DACA participant reaches settlement following arrest

A man born in Mexico and brought to the United States as an undocumented child was wrongfully arrested in 2017, even though he was a participant in the DACA program. He was detained for 46 days and threatened with deportation.

He has since reached a settlement with the U.S. Attorney’s Office in Seattle. While he was not awarded the $450,000 in compensation he sought for false arrest and false imprisonment, he is allowed to stay in the United States for four more years so he can work and pursue lawful permanent residency.

Why is this case important?

This man’s case is important because DACA participants have rights that other undocumented immigrants do not.

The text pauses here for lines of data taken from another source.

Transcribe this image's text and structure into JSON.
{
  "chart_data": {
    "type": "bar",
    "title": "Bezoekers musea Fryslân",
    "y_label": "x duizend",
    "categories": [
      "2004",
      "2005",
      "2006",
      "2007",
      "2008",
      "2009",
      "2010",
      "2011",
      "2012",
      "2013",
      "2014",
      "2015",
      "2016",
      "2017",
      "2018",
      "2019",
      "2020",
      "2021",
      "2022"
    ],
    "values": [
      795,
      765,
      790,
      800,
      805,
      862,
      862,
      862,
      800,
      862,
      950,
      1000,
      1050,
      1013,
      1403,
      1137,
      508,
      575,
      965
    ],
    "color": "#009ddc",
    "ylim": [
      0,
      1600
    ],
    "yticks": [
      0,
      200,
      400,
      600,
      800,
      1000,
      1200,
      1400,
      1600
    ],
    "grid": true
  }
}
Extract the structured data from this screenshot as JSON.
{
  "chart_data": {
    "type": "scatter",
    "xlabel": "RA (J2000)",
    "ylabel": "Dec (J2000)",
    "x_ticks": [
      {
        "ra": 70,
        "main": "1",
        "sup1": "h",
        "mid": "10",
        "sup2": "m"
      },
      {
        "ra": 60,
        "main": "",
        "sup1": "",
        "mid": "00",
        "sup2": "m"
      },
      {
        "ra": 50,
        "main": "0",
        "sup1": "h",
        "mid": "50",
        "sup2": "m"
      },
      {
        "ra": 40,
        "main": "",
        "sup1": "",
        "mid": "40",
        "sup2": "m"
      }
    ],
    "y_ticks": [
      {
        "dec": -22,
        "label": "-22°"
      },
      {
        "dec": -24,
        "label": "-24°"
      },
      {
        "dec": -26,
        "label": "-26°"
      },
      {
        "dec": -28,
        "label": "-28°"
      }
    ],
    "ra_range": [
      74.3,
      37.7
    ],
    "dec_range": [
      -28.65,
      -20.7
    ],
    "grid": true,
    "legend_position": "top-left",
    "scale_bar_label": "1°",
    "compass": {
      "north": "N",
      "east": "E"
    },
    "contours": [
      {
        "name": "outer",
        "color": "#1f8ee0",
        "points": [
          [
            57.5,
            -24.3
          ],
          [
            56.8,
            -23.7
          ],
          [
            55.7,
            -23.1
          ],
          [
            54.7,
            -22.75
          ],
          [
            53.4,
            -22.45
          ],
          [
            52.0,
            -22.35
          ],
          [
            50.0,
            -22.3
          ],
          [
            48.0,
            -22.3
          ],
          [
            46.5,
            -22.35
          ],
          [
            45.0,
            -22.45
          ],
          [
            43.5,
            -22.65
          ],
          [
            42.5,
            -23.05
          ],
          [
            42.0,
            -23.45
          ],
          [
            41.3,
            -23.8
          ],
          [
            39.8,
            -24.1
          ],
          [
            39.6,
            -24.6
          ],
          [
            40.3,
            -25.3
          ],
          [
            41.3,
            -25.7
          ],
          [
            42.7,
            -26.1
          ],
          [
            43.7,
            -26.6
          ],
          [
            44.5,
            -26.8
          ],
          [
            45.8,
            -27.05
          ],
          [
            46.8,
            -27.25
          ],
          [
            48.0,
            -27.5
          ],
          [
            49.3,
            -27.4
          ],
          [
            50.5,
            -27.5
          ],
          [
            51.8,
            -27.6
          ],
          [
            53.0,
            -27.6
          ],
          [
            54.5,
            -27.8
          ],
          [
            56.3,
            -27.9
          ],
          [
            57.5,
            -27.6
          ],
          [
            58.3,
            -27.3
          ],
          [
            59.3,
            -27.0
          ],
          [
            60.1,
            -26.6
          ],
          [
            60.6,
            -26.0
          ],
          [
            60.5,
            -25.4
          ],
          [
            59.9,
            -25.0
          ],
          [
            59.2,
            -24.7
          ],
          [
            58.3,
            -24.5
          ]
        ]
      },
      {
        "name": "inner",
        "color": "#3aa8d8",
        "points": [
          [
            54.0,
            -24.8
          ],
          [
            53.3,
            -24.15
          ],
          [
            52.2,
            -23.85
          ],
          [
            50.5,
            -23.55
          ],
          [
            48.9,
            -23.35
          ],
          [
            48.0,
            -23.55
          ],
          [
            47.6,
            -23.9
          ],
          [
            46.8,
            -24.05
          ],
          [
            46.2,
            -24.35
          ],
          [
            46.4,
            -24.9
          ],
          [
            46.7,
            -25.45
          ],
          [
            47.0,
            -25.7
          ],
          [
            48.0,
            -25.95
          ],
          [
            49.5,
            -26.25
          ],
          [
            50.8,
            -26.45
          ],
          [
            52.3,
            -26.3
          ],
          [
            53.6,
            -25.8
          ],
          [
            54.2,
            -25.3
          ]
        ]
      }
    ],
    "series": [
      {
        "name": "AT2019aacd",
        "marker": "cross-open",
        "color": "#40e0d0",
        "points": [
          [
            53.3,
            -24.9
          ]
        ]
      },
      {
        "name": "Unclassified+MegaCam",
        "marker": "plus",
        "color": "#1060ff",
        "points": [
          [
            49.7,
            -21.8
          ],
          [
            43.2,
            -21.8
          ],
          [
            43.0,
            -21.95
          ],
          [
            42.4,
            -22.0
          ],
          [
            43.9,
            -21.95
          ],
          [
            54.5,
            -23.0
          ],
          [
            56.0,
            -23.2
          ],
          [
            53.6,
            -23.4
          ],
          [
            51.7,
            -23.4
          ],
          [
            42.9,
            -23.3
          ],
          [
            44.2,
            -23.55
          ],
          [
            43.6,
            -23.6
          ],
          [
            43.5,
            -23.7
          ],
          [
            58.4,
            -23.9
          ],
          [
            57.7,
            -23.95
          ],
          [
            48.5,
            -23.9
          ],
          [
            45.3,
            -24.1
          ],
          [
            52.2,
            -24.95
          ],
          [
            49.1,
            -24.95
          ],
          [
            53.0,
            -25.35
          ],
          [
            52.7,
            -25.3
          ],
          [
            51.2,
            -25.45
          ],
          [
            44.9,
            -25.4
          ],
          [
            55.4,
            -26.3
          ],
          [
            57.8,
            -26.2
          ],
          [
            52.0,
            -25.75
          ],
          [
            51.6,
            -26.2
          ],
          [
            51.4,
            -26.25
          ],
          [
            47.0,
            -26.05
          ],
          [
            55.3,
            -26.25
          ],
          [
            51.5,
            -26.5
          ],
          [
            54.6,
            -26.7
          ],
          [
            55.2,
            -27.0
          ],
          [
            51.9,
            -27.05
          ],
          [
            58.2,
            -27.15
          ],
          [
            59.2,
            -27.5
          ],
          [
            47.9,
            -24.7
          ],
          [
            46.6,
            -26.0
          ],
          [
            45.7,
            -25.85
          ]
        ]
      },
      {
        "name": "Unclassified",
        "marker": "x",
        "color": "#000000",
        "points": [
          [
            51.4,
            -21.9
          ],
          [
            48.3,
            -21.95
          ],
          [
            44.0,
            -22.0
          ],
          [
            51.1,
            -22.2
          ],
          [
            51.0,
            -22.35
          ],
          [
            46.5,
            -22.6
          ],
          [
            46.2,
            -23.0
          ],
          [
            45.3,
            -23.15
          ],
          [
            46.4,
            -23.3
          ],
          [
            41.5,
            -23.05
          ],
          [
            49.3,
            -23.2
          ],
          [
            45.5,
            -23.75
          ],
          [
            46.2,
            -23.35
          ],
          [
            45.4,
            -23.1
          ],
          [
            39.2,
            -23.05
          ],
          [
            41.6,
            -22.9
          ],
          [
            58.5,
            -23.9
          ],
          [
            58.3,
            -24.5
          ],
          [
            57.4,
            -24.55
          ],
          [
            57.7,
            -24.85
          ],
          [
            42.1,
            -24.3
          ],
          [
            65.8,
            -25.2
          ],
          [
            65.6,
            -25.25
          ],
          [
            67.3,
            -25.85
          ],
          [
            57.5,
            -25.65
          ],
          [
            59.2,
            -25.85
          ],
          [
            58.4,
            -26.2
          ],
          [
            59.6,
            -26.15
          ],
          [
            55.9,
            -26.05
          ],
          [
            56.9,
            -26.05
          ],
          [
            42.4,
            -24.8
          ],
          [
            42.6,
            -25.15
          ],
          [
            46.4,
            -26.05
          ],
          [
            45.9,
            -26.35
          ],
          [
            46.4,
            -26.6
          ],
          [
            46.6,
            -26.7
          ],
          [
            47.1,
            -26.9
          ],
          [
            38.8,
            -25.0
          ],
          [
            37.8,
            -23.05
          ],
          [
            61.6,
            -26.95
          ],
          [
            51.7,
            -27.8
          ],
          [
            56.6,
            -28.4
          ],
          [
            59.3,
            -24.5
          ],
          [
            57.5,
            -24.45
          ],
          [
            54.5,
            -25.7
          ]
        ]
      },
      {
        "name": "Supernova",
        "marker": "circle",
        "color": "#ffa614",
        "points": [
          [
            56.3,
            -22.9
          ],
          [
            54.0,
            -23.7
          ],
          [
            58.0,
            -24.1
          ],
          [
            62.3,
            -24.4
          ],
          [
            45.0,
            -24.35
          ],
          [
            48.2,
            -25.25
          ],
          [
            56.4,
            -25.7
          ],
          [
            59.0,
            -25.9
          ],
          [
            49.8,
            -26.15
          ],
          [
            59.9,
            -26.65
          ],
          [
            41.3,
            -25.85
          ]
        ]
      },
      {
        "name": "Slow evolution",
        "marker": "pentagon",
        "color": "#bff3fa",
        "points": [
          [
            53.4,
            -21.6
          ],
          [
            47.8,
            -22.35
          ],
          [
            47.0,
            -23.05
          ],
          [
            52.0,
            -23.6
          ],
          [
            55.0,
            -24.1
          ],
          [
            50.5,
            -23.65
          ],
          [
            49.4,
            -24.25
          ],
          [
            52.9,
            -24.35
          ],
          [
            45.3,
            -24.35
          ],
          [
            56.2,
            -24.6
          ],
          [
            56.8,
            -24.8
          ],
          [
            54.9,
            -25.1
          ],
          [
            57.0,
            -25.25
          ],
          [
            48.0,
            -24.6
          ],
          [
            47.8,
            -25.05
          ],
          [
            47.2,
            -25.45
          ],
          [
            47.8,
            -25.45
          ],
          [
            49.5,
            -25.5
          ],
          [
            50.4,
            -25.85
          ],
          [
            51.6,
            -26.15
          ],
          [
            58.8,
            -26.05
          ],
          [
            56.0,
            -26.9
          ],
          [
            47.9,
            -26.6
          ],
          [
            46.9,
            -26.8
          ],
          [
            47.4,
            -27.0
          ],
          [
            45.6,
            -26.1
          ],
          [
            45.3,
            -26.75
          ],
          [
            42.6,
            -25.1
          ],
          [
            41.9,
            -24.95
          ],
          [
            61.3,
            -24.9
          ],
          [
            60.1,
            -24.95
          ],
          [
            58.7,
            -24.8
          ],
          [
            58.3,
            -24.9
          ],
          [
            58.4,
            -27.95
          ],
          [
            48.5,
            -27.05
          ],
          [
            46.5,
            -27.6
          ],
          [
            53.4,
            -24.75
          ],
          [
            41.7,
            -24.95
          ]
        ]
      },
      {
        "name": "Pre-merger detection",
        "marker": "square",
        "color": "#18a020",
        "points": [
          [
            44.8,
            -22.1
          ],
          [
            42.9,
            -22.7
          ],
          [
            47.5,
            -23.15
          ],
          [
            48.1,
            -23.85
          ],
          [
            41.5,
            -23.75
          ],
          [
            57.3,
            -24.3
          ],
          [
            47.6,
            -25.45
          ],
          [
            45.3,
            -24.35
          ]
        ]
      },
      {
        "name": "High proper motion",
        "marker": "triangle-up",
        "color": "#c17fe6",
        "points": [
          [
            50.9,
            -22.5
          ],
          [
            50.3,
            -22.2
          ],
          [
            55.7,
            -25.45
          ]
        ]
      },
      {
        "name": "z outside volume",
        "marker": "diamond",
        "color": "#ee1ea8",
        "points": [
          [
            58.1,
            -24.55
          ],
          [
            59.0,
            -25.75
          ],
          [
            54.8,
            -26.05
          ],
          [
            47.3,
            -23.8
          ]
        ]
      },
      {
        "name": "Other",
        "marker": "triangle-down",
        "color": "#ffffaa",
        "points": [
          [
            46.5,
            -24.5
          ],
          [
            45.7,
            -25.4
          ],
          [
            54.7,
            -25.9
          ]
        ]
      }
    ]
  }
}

DACA participants are allowed to remain in the country even though they are undocumented unless exigent circumstances apply, such as the commission of certain crimes.

If an undocumented immigrant commits a crime, they will likely face deportation.

However, you can apply for the DACA program without facing deportation unless you have committed certain criminal offenses. These include:

  • Some felony crimes
  • Some significant misdemeanors, or
  • Three or more misdemeanors that are not significant

DACA applicants can also be disqualified if they are deemed to be a threat to public safety or a national security threat.

DACA applicants have rights to remain in the country temporarily. The current administration recognizes that these adults were brought to the United States as children through no fault of their own and they should not be wrongfully penalized while they seek work and permanent residency.